Il arrivèrent à Rhizus en fin d’après-midi, juste à temps pour se rendre au théâtre et se préparer au spectacle, enfin ce qui en faisait fonction dans cette cité bien moins peuplée que Trapézonte. La représentation terminée, tout le monde attendait la suite des aventures d’Antonios. Celui-ci commença le récit de l’abordage de pirates que son navire avait subit au large de Sinope. Mais ce n’est pas ce que voulait son public, ils voulaient du pugilat. La piraterie en resta donc là. On partit à Corinthe où, comme il me l’avait déjà narré, Antinos avait subit un cuisante défaite lors des Jeux Néméens. Il s’attarda plus particulièrement sur le combat contre Zéphiros Lykos le bien nommé. Les déplacement rapides et inattendus de ce derniers avaient eu raison de la patience d’Antinos. Ses coups puissant se terminait dans le vide, souvent très loin de sa cible. Ceux de son adversaire, moins intenses, portaient à chaque fois, endolorissant progressivement le corps tout entier. Après un temps qui lui sembla infini Antonios chuta et fut dans l’impossibilité de se relever seul. Sa première expérience dans un combat à enjeu se termina donc sans qu’il ait pu toucher son adversaire. Encore un fois la conclusion du récit laissait les auditeurs frustrés. Ce qu’ils voulaient c’est une victoire, du sang, des membres brisés. Antonios resta inflexible, ce serait pour le lendemain. Pas question de livrer son trésor avant d’avoir entièrement conquis le cœur d’Eurykléia. Car là était son secret, il voulait faire durer le dévoilement de ces exploits pour rester au centre de l’intérêt de la bande et surtout de sa cheffe.
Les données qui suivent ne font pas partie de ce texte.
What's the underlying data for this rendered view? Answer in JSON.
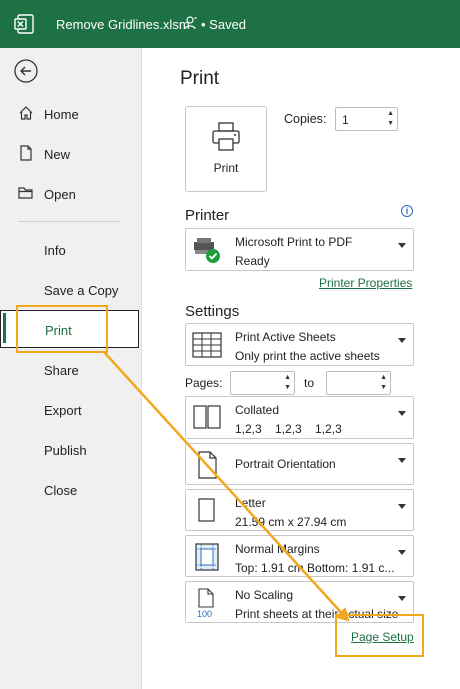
{
  "titlebar": {
    "filename": "Remove Gridlines.xlsm",
    "status": "• Saved",
    "accent": "#1e7145"
  },
  "sidebar": {
    "items": [
      {
        "label": "Home",
        "icon": "home-icon"
      },
      {
        "label": "New",
        "icon": "new-doc-icon"
      },
      {
        "label": "Open",
        "icon": "folder-icon"
      },
      {
        "label": "Info"
      },
      {
        "label": "Save a Copy"
      },
      {
        "label": "Print",
        "active": true
      },
      {
        "label": "Share"
      },
      {
        "label": "Export"
      },
      {
        "label": "Publish"
      },
      {
        "label": "Close"
      }
    ]
  },
  "print": {
    "title": "Print",
    "button_label": "Print",
    "copies_label": "Copies:",
    "copies_value": "1"
  },
  "printer": {
    "heading": "Printer",
    "name": "Microsoft Print to PDF",
    "status": "Ready",
    "properties_link": "Printer Properties"
  },
  "settings": {
    "heading": "Settings",
    "sheets": {
      "line1": "Print Active Sheets",
      "line2": "Only print the active sheets"
    },
    "pages_label": "Pages:",
    "pages_from": "",
    "to_label": "to",
    "pages_to": "",
    "collation": {
      "line1": "Collated",
      "line2": "1,2,3    1,2,3    1,2,3"
    },
    "orientation": {
      "line1": "Portrait Orientation"
    },
    "paper": {
      "line1": "Letter",
      "line2": "21.59 cm x 27.94 cm"
    },
    "margins": {
      "line1": "Normal Margins",
      "line2": "Top: 1.91 cm Bottom: 1.91 c..."
    },
    "scaling": {
      "line1": "No Scaling",
      "line2": "Print sheets at their actual size",
      "icon_text": "100"
    },
    "page_setup_link": "Page Setup"
  },
  "annotation": {
    "color": "#f2a81d"
  }
}
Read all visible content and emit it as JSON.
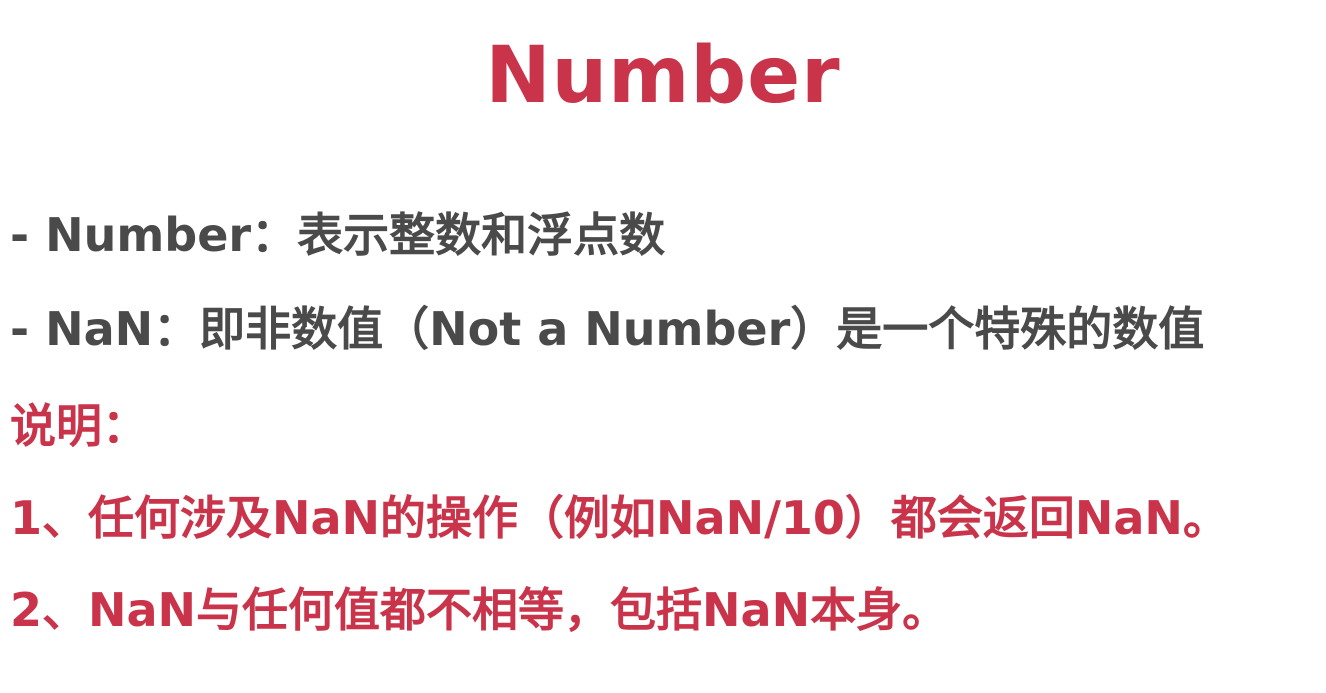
{
  "colors": {
    "accent": "#c9344a",
    "body_text": "#4a4a4a",
    "background": "#ffffff"
  },
  "slide": {
    "title": "Number",
    "lines": [
      "- Number：表示整数和浮点数",
      "- NaN：即非数值（Not a Number）是一个特殊的数值"
    ],
    "note_heading": "说明：",
    "notes": [
      "1、任何涉及NaN的操作（例如NaN/10）都会返回NaN。",
      "2、NaN与任何值都不相等，包括NaN本身。"
    ]
  }
}
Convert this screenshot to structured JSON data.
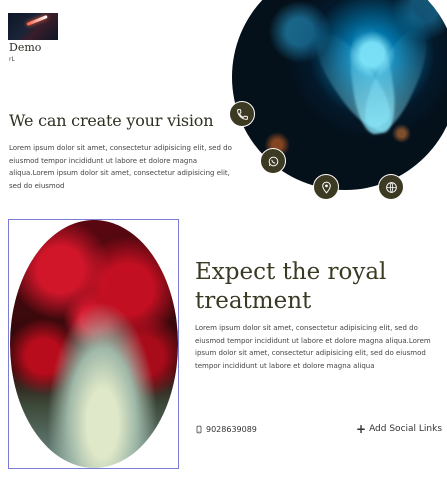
{
  "header": {
    "brand": "Demo",
    "brand_sub": "rL"
  },
  "hero": {
    "heading": "We can create your vision",
    "paragraph": "Lorem ipsum dolor sit amet, consectetur adipisicing elit, sed do eiusmod tempor incididunt ut labore et dolore magna aliqua.Lorem ipsum dolor sit amet, consectetur adipisicing elit, sed do eiusmod"
  },
  "contact_icons": [
    {
      "name": "phone-icon"
    },
    {
      "name": "whatsapp-icon"
    },
    {
      "name": "location-icon"
    },
    {
      "name": "globe-icon"
    }
  ],
  "feature": {
    "heading": "Expect the royal treatment",
    "paragraph": "Lorem ipsum dolor sit amet, consectetur adipisicing elit, sed do eiusmod tempor incididunt ut labore et dolore magna aliqua.Lorem ipsum dolor sit amet, consectetur adipisicing elit, sed do eiusmod tempor incididunt ut labore et dolore magna aliqua"
  },
  "footer": {
    "phone": "9028639089",
    "add_social_label": "Add Social Links"
  },
  "colors": {
    "accent": "#3d3a24",
    "selection_border": "#7b7bd8"
  }
}
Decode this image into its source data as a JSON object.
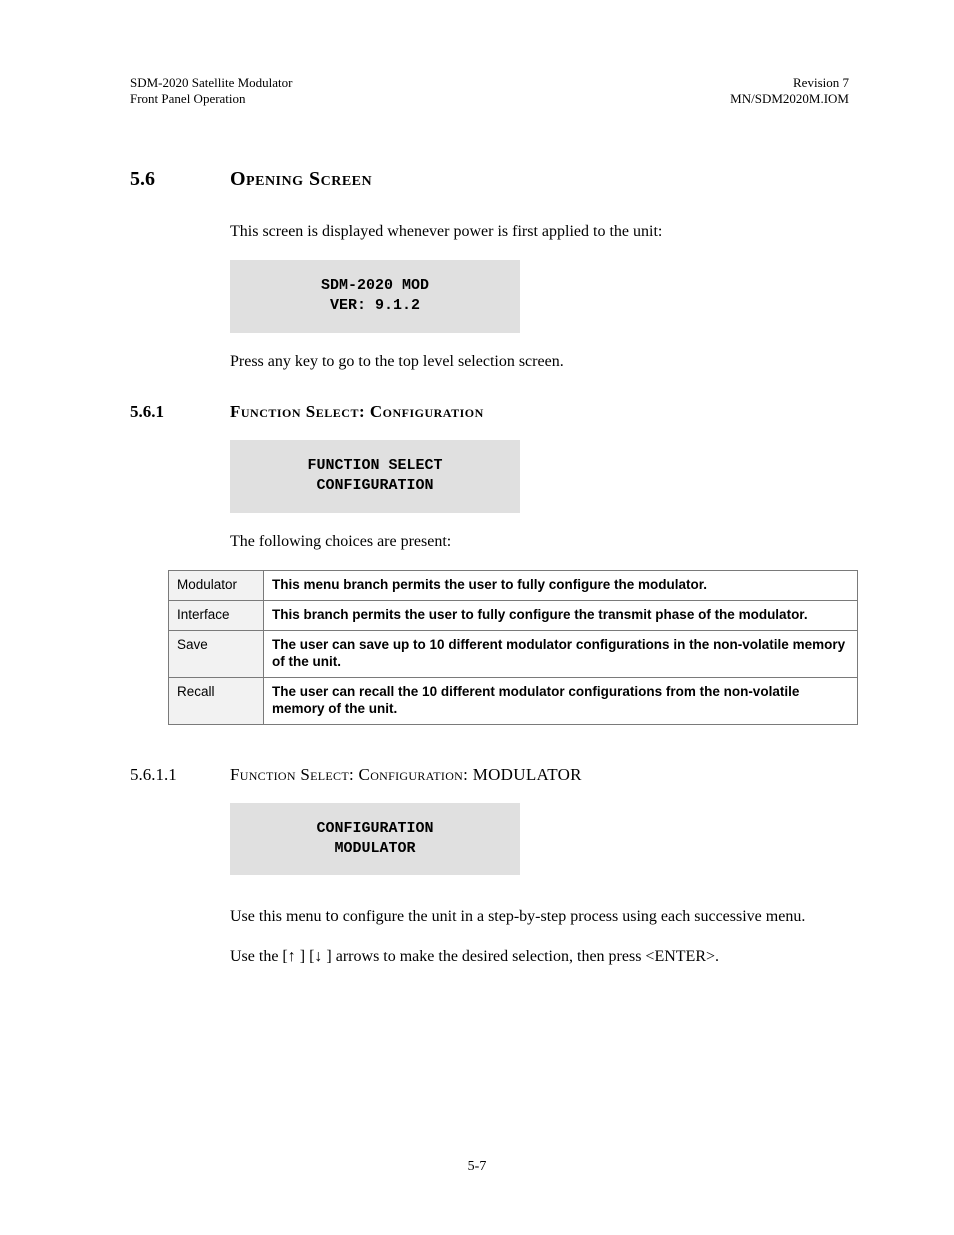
{
  "header": {
    "left": "SDM-2020特Satellite特Modulator\nFront特Panel特Operation",
    "right": "Revision特7\nMN/SDM2020M.IOM"
  },
  "section56": {
    "num": "5.6",
    "title": "Opening Screen",
    "intro": "This screen is displayed whenever power is first applied to the unit:",
    "lcd": "SDM-2020 MOD\nVER: 9.1.2",
    "after": "Press any key to go to the top level selection screen."
  },
  "section561": {
    "num": "5.6.1",
    "title": "Function Select: Configuration",
    "lcd": "FUNCTION SELECT\nCONFIGURATION",
    "choices_intro": "The following choices are present:",
    "rows": [
      {
        "label": "Modulator",
        "desc": "This menu branch permits the user to fully configure the modulator."
      },
      {
        "label": "Interface",
        "desc": "This branch permits the user to fully configure the transmit phase  of the modulator."
      },
      {
        "label": "Save",
        "desc": "The user can save up to 10 different modulator configurations in the non-volatile memory of the unit."
      },
      {
        "label": "Recall",
        "desc": "The user can recall the 10 different modulator configurations from the non-volatile memory of the unit."
      }
    ]
  },
  "section5611": {
    "num": "5.6.1.1",
    "title": "Function Select: Configuration: MODULATOR",
    "lcd": "CONFIGURATION\nMODULATOR",
    "p1_a": "Use this menu ",
    "p1_b": "to",
    "p1_c": " configure the unit in a step-by-step process using each successive menu.",
    "p2_a": "Use the [",
    "p2_b": "↑",
    "p2_c": " ] [",
    "p2_d": "↓",
    "p2_e": " ]  arrows to make the desired selection, then press <ENTER>."
  },
  "footer": "5-7"
}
Le dernier engagement de notre troupe était à Athènes. Non pas notre grande cité mais sa petite sœur pontique. Après la représentation, la troupe se disperserait jusqu’à la prochaine saison des Dionysies. Une fois le spectacle terminé, et comme tout le monde l’attendait, Antinos se soumit à l’attente générale. Ce soir, il narrerait sa victoire aux Jeux Olympiques. Kleomenes Aetolos avait été un adversaire redoutable. À la fois rapide et puissant, il était craint de tous. Les adversaires se craignant mutuellement, ils s’observèrent pendant un long moment. Antonios déclencha les hostilités, son fameux coup à la mâchoire. Son adversaire y laissa quelques dents mais resta debout. Affaibli, il ne put échapper à la technique de notre héros. Quelques coups plus tard, Kleomenes était à terre, incapable de continuer le combat. Antinos reçu les lauriers olympiques.

Ce dénouement ne pouvait se conclure que par des libations, un banquet tout au moins. À la fin, Antinos se leva et annonça sa décision.

Antinos ne rejoindrait pas Athènes, ne serait plus le pugile adulé qu’il était devenu. Eurykléia cesserait d’être la sirène des comédiens, attirant les marins esseulés dans les griffes de sa bande. Ils avaient décidé de quitter les rives du Pont-Euxin pour vivre leur aventure dans des terres où la diaspora grecque n’avait pas encore la mainmise. Vers l’Est, vers le Nord.

Quant à moi, il me fallut trouver un nouvel embarquement pour retrouver le Pyrée et venir vous rendre compte de ma mission.